Wenn die Landwirtschaft die Ursache allen Übels ist, könnte dann nicht im Umkehrschluss eine neue Art der Landwirtschaft der Neustart in eine nachhaltige Zukunft sein?
Hauptverursacherin und -leidtragende
Die Landnutzung , Land- und Forstwirtschaft sind für ca. 23 Prozent der weltweiten Treibhausgasemissionen verantwortlich (Methanausstoß, CO₂-Ausstoß, Lachgasemissionen). Rechnet man die gesamte Lebensmittelproduktion ein (zusätzlich werden vor- und nachgelagerte Prozesse der Lebensmittelproduktion sowie Landnutzungsänderung wie Waldrodung einberechnet), dann sind wir bereits bei bis zu 37 Prozent! (IPCC Sonderbericht im August 2019) – sie macht somit den größten Brocken der Treibhausgasemissionen aus.
Gleichzeitig leidet die Landwirtschaft am stärksten unter der Klimaerwärmung. Selbst in Österreich laut AGES 2018 würden weitere 3 Grad Erwärmung Regenfälle stark verschieben und vermehrte Dürren bedeuten.

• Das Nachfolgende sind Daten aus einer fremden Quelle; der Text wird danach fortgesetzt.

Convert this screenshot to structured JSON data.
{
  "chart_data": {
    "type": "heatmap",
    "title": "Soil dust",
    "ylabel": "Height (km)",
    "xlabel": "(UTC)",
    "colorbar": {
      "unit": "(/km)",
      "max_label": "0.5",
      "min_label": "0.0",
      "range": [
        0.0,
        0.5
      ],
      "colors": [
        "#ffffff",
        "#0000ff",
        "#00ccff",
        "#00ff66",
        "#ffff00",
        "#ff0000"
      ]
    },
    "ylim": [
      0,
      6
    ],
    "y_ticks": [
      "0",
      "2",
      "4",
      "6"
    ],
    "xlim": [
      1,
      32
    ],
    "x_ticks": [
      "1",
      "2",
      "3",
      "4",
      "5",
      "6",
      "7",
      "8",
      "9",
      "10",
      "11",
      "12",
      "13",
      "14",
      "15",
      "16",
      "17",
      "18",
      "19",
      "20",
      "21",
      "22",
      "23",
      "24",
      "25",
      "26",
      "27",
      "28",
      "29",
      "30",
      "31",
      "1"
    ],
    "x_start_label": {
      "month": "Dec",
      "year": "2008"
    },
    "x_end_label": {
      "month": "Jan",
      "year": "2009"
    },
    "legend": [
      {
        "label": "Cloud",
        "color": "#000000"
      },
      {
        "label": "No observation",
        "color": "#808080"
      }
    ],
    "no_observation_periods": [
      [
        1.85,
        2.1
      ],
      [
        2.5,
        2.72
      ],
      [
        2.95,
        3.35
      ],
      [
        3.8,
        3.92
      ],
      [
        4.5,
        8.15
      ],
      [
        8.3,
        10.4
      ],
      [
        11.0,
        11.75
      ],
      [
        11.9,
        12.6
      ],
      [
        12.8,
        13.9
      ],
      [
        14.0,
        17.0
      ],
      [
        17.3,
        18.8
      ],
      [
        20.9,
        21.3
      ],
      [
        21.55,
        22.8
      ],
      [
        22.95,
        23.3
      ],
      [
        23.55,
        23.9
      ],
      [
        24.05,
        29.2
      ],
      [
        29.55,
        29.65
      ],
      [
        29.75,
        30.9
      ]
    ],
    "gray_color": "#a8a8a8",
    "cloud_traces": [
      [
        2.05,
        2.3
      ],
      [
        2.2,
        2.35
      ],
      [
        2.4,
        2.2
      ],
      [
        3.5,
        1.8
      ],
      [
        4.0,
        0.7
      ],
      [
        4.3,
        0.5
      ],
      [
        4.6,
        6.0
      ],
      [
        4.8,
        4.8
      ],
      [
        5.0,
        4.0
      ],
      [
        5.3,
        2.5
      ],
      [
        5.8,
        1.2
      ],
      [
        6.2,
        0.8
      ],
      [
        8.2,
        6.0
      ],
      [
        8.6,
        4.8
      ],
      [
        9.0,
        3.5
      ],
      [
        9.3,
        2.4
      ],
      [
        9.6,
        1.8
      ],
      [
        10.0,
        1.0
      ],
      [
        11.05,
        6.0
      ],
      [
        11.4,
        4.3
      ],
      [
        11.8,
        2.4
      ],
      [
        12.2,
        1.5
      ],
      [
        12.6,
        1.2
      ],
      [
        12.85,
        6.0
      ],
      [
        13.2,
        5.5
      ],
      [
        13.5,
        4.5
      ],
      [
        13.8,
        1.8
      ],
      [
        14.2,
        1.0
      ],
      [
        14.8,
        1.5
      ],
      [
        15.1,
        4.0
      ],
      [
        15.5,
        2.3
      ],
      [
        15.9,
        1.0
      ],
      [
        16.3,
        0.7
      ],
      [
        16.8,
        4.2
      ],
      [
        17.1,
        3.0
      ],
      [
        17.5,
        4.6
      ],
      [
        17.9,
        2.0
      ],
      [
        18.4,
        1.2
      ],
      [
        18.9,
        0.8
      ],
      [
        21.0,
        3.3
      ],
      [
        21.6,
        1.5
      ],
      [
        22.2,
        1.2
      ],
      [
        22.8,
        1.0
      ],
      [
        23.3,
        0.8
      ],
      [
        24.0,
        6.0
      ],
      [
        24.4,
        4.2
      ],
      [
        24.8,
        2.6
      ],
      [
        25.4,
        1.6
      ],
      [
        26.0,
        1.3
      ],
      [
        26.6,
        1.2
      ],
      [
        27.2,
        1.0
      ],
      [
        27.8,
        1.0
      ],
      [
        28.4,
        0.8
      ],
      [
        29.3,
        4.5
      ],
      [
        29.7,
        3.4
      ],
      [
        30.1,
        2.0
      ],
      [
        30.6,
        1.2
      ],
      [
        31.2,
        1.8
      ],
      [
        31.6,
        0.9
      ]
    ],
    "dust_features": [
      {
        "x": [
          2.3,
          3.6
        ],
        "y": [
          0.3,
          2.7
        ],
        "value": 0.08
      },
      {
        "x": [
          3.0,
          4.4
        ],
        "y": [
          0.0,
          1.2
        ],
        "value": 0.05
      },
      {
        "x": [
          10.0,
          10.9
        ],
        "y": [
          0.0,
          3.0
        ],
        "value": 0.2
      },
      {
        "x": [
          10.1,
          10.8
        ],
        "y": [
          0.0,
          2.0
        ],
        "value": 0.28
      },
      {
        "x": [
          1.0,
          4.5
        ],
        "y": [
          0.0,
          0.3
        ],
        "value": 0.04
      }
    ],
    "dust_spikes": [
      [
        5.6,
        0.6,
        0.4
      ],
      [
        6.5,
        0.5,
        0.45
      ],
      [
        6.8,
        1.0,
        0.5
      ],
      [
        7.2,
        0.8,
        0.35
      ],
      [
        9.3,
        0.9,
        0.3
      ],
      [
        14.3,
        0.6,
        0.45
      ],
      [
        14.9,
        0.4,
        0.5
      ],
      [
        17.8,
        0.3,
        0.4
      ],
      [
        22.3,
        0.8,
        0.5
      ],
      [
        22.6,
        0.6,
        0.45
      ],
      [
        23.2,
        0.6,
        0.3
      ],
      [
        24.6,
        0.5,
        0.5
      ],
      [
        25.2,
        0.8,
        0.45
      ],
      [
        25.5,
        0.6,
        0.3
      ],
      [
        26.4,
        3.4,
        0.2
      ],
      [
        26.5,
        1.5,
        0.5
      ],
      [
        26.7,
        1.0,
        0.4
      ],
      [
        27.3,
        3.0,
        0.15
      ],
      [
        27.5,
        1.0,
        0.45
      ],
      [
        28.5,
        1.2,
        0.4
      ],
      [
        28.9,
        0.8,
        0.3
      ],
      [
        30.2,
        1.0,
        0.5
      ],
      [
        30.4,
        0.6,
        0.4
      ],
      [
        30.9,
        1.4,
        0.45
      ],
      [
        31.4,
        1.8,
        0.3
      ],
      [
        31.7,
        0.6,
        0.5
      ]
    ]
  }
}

Im Marchfeld wären Ernteeinbußen bis zu 50 Prozent zu erwarten, die Lebensmittelversorgung wäre gefährdet.
Schon jetzt ist Österreich von Lebensmittel- und Futtermittelimporten abhängig. Pro Jahr importiert das Land ca. 550.000 t Soja (AGES 2015), das entspricht einem externen Flächenbedarf von ca. 166.700 ha. Das Soja stammt zu ca. je einem Drittel aus Brasilien, Argentinien und den USA. 75 Prozent des importierten Futtersojas aus Übersee ist dabei noch dazu gentechnisch verändert.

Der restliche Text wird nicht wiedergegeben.